Cultura

La verità negata, l'Olocausto ha bisogno di prove

Film sul duello legale tra storico Irving e la Lipstadt, interpretata da Rachel Weisz

Redazione Ansa

(ANSA) - ROMA - Dallo sceneggiatore di The Hours e The Reader, dopo il successo al festival di Toronto e alla Festa di Roma arriva in sala il 17 novembre da Cinema di Valerio De Paolis 'La verita' negata' di Mick Jackson. Il film e' un classico legal movie, incentrato cioe' su un caso giudiziario, ma al di la' di arringhe, difese e colpi di scena in aula e' il tema ad interessare. E' la storia vera del processo che nel 2000 lo storico inglese David Irving, autore del best seller La guerra di Hitler, ha intentato alla professoressa Deborah E. Lipstadt per danno conseguente alla diffamazione di essere negazionista della tragedia dell'Olocausto.

La Lipstadt, sullo schermo un'intensa Rachel Weisz, e' consulente di storia per l'Holocaust Memorial Museum statunitense dove e' capo della commissione per l'antisemitismo e ha una carica presidenziale per l'Holocaust Memorial Council conferitale da Clinton e Obama. Ha dedicato la sua vita di docente e di storica alla memoria dell'Olocausto, ma di fronte al processo intentatole da Irving per diffamazione si e' trovata, per la legislazione inglese, a provare lei l'esistenza dell'Olocausto, l'intenzionalita' di Hitler di sterminare gli ebrei, per quanto assurdo possa sembrare. Il libro La verita' negata, con tutte le 'prove', esce per la prima volta in Italia da Mondadori in questi giorni.
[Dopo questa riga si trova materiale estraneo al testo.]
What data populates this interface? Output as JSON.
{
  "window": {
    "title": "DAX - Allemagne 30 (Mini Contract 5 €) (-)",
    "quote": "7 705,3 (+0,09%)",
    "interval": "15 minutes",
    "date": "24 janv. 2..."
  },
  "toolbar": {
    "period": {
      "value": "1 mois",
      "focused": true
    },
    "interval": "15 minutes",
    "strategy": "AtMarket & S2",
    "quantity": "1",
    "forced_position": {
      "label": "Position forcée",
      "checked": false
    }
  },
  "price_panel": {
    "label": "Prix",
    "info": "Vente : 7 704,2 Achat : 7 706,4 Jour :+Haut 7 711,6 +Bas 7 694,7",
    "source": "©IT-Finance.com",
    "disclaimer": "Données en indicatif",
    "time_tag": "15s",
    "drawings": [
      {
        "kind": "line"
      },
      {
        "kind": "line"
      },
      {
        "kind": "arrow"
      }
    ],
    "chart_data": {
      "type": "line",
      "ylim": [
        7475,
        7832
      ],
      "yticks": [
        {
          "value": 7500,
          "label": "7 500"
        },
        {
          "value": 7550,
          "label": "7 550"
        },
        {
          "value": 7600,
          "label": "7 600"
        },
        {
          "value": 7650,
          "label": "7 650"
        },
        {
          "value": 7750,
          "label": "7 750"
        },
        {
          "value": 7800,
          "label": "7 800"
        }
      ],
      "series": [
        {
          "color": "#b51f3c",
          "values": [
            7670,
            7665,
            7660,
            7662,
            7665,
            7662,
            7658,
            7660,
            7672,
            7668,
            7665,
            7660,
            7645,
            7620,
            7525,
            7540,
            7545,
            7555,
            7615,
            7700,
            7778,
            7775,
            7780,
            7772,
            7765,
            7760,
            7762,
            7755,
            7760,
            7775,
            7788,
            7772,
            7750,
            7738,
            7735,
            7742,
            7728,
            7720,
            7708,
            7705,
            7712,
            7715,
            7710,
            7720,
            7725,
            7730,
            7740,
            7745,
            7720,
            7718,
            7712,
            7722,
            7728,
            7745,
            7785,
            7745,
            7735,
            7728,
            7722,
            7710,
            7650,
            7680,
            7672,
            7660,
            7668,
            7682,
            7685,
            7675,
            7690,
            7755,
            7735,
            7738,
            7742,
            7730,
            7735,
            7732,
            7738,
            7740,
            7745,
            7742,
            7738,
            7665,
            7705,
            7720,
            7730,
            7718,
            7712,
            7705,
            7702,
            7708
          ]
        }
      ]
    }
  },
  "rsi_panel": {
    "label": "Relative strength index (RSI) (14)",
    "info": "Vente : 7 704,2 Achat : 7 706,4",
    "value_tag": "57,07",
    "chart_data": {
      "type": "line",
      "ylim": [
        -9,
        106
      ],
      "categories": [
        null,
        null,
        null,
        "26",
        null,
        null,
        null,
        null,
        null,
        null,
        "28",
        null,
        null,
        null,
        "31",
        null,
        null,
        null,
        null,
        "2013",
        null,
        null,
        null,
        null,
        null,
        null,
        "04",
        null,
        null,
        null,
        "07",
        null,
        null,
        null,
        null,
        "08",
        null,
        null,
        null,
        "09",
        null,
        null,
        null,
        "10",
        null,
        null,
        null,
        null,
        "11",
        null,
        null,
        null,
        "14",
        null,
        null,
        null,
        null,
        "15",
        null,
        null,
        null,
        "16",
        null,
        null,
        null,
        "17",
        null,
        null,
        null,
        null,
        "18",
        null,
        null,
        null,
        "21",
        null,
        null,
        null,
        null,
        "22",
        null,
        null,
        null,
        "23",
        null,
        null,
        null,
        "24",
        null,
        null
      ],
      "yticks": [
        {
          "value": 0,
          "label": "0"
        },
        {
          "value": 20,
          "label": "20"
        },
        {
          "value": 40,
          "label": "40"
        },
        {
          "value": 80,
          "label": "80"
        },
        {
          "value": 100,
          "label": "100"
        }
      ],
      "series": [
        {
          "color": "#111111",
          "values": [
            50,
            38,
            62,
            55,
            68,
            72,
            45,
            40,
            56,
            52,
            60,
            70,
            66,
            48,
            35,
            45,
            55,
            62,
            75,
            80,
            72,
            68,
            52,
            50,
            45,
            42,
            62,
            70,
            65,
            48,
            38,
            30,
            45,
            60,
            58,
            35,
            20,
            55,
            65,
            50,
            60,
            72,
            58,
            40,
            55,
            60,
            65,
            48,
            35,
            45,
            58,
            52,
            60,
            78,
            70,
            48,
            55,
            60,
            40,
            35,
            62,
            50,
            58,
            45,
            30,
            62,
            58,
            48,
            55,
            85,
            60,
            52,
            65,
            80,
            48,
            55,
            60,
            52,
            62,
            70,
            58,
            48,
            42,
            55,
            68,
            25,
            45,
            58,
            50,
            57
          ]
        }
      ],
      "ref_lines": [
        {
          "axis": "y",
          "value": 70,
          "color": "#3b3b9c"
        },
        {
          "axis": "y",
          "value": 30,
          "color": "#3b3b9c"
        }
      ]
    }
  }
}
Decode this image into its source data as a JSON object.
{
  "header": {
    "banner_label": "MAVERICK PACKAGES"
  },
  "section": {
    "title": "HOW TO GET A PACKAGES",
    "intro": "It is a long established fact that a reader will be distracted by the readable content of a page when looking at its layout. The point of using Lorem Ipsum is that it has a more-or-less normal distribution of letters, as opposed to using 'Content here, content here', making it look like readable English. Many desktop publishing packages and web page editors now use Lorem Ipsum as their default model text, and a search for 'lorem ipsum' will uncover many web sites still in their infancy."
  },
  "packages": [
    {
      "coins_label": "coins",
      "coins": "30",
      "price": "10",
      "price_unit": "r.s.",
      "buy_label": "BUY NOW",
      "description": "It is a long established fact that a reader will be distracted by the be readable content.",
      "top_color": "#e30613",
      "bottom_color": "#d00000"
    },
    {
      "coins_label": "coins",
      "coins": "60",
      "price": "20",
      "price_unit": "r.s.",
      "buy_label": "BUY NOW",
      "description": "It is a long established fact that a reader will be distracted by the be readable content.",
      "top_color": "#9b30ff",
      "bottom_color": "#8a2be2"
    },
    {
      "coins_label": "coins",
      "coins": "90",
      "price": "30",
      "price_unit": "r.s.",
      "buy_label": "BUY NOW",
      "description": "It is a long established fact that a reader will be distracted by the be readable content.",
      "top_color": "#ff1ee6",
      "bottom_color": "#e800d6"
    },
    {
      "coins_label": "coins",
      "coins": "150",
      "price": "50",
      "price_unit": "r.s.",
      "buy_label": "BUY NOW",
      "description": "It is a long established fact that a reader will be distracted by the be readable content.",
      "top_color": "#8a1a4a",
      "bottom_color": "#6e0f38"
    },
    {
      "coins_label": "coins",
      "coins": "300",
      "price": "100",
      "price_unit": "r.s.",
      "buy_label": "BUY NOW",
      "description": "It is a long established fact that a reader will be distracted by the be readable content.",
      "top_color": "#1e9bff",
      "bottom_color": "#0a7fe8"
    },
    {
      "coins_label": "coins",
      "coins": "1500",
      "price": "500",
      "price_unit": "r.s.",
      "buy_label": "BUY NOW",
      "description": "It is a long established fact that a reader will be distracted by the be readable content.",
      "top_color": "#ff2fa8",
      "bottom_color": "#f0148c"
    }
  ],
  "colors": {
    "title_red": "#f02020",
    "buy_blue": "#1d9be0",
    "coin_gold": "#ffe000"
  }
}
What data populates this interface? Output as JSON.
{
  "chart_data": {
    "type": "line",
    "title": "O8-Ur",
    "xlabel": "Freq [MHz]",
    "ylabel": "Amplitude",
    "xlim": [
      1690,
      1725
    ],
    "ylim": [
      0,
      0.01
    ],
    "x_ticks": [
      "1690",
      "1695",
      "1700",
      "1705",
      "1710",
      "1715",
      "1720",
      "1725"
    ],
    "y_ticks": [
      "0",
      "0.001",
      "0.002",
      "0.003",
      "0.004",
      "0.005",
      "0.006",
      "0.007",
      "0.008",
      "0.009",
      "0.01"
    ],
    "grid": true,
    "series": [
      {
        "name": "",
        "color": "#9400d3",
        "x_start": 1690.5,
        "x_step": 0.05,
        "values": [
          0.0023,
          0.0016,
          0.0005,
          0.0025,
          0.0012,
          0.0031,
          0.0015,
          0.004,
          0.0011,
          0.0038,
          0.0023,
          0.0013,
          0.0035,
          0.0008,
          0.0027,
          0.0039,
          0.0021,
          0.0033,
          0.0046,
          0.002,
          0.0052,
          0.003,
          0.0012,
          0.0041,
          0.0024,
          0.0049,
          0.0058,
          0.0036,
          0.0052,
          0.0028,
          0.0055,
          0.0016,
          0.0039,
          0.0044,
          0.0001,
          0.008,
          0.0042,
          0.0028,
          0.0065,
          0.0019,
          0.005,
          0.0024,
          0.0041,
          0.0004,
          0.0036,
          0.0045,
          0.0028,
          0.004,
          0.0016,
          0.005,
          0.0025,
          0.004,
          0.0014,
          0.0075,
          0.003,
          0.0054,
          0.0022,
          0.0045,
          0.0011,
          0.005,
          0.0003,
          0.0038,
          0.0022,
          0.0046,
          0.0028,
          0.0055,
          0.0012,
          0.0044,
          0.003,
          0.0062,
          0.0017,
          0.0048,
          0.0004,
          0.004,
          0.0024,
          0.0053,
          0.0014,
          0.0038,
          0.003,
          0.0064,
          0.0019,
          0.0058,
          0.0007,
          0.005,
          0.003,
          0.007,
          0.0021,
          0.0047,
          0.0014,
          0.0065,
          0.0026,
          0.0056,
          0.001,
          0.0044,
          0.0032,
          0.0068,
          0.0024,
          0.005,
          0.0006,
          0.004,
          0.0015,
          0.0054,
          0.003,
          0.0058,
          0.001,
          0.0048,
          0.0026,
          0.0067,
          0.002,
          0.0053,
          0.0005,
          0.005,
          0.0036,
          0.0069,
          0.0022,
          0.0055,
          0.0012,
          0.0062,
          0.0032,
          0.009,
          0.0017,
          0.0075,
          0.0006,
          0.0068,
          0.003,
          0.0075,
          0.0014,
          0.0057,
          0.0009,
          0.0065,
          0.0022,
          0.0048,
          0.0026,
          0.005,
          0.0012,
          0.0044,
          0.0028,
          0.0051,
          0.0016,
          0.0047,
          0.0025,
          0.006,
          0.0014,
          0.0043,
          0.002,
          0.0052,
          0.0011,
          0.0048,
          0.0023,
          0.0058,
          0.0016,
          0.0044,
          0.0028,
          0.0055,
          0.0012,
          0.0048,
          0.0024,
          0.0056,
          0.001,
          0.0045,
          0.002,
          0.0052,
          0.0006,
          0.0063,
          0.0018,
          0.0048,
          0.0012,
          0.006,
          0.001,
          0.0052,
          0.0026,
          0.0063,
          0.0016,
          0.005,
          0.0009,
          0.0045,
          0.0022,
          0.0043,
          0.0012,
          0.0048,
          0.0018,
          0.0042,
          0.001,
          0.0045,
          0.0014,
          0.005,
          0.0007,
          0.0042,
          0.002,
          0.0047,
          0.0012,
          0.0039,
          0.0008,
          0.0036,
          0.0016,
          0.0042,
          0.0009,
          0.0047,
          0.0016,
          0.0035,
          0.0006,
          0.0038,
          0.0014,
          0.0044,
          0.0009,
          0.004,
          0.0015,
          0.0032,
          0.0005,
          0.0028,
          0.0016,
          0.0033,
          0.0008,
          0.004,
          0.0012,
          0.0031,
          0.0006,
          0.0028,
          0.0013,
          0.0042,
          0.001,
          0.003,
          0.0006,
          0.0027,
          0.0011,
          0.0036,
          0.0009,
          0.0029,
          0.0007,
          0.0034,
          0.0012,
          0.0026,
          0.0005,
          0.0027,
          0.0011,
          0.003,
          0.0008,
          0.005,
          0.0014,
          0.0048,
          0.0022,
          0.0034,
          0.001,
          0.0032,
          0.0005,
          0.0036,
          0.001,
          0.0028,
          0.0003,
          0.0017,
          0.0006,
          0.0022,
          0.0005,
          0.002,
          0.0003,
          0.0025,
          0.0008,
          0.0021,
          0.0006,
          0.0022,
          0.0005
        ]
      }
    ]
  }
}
"Oggi un processo simile - conclusosi con la condanna di Irving - potrebbe esserci eccome perche' nelle negazioni storiche ci si imbatte continuamente e di bufale e' pieno, ma un conto e' avere un'opinione diversa dalla massa, un conto e' credere alle menzogne. Le verita' possono essere scomode ma non ignorate", ha detto all'ANSA la Lipstadt presentando il film alla Festa di Roma. Secondo la storica e il regista Jackson sono piu' di una le assonanze con il caso Trump, candidato alla presidenza Usa, accusato di razzismo, cosi' come lo era Irving. "Rispetto al negazionismo in tema di Olocausto credo che se ne vedra' meno di prima, in questo il processo del 2000 ha segnato una svolta importante al pari di quello di Norimberga - ha detto la Lipstadt -. Il negazionismo e' una forma di antisemitismo, lo stesso Irving e' un razzista e il razzismo, come dimostrano gli interventi di Trump, e' tutt'altro che morto". La stessa professoressa e' stata molto coinvolta nella lavorazione, facendo parte del processo creativo. Il risultato e' un film notevole grazie alla sceneggiatura fedele allo sviluppo del processo (e' di David Hare, lo stesso del magnifico The Reader) e all'interpretazione di Timothy Spall nel ruolo di Irving e di Tim Wilkinson consulente e principale difensore della Lipstadt nel processo. Per precisa e vincente strategia la difesa non chiamo' a testimoniare la combattiva storica americana ne' i tanti sopravvissuti che affollavano l'aula e volevano far sentire la loro voce della sofferenza. Irving li avrebbe potuti umiliare per la dimenticanza di particolari o inesattezze ricostruttive, le stesse che con i famosi titoloni dei giornali - no fori, no Olocausto (i buchi dei pilastri da cui scendeva il cianuro per le camere a gas, non visibili in alcune foto e disegni) - misero a repentaglio il processo.